Around the world experience with lumbar and cervical total disc replacement


By Scott Blumenthal.

Being an international society focusing on motion preserving technologies, the 2010 SAS (formerly the Spine Arthroplasty Society which is now in the process of undergoing re-naming) provided the perfect forum for an update on the use of total disc replacement (TDR) from around the world.

A faculty was assembled to represent six continents: Europe (Rudolf Bertagnoli), North America (Scott Blumenthal), South America (Luiz Pimenta), Asia (Chun-Kun Park), Africa (Louis Nel), and Australia (Mathew Scott-Young). Lumbar TDR has been in use for more than 20 years.


Internationally, there are surgeons with high levels of experience with these devices and literature reporting good results, yet disc replacement has not gained universal acceptance as a treatment for painful disc degeneration. There are also reports expressing concern about wear debris and other complications.

The international panel of speakers described their experiences with various TDR devices, gave an overview of the literature, and discussed issues related to acceptance, or lack thereof, among surgeons and payers in their respective geographic regions. No one identified a problem with patient acceptance of the technology. Also included during the course was a presentation by a TDR recipient, Richard Longland, who for several years has managed a website dedicated to patient advocacy for TDR.
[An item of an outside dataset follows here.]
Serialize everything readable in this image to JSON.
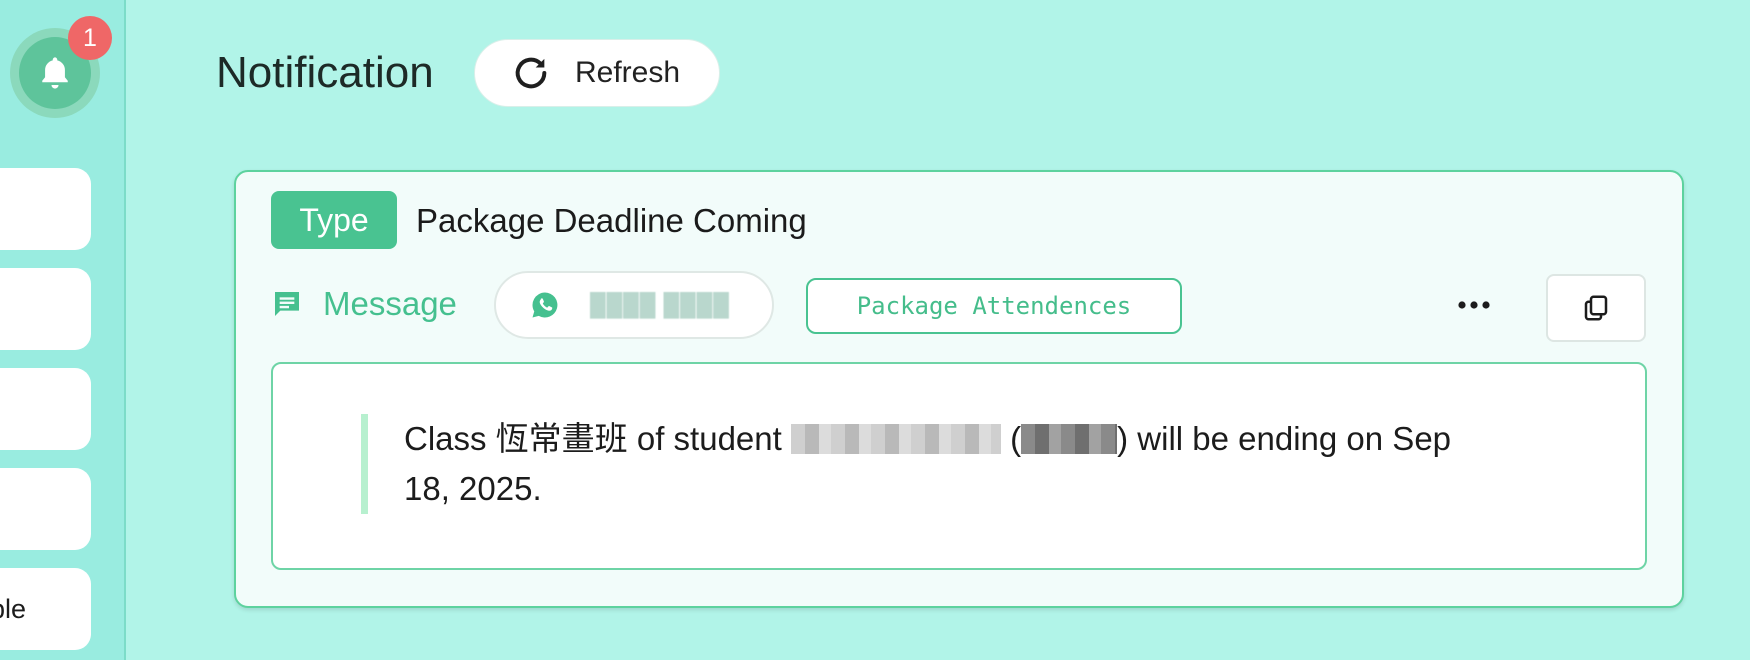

There was consensus that TDR produces good results in appropriately selected patients. This was noted in the long-term European experience and in the carefully monitored prospective, randomised Food and Drug Administration (FDA) regulated trials in the USA. There was general agreement that cervical TDR has gained acceptance more readily than lumbar, although lumbar has been used much longer. This may be attributable, at least in part, to cervical TDR’s application to treat conditions that are well defined and accepted in the spine community; whereas there remains some controversy over the diagnosis of painful disc degeneration, the primary indication for lumbar TDR. Ironically, for this reason and the inconsistent results of current interventions for lumbar disc degeneration may actually make it more important than its cervical counterpart where diagnoses and interventions are currently better defined. TDR may be of greater value in the lumbar spine due to the variability of results of other treatments for this condition. Of the presenters’ cumulative years experience with a variety of TDR designs for both cervical and lumbar applications, none have had a significant rate of device failures or re-operations related to device malfunction, migration, or subsidence. The primary keys to appropriate patient selection are patients with chronic pain related to disc degeneration, typically confirmed with discography, and who do not have significant facet joint degeneration, osteoporosis, or significant spondylolisthesis or scoliosis. As with most spine surgery, TDR complications can be avoided by adhering to appropriate patient selection criteria and using good surgical techniques to ensure good device positioning within the disc space and using the right size device to fit the patient.


Studies from several countries have found that TDR is similar in cost, or less expensive, than fusion for the treatment of painful disc degeneration.


Throughout the SAS conference, there were more presentations on prospective, randomised studies, five-year follow-up of additional FDA trials, and costs of TDR. These added more support to the favourable outcomes TDR achieved at costs less than or similar to fusion, and complications or re-operation rates that are similar to or lower than fusion.


The international TDR pre-course as well as other presentations during SAS10, reinforced the use of these implants in appropriately selected patients. There were no presentations with high device failure rates or complications greater than encountered with other surgeries to treat the same condition. The barriers to reimbursement for TDR seem to slowly recede; however, there is great frustration on the part of surgeons and patients that the procedure is still often denied in patients who meet selection criteria for it. Complicated and inconsistent reimbursement policies for TDR have created greater use of medical tourism both within and across the continents, particularly for self-pay patients.


Scott Blumenthal is an orthopaedic surgeon and partner at Texas Back Institute, Plano, USA.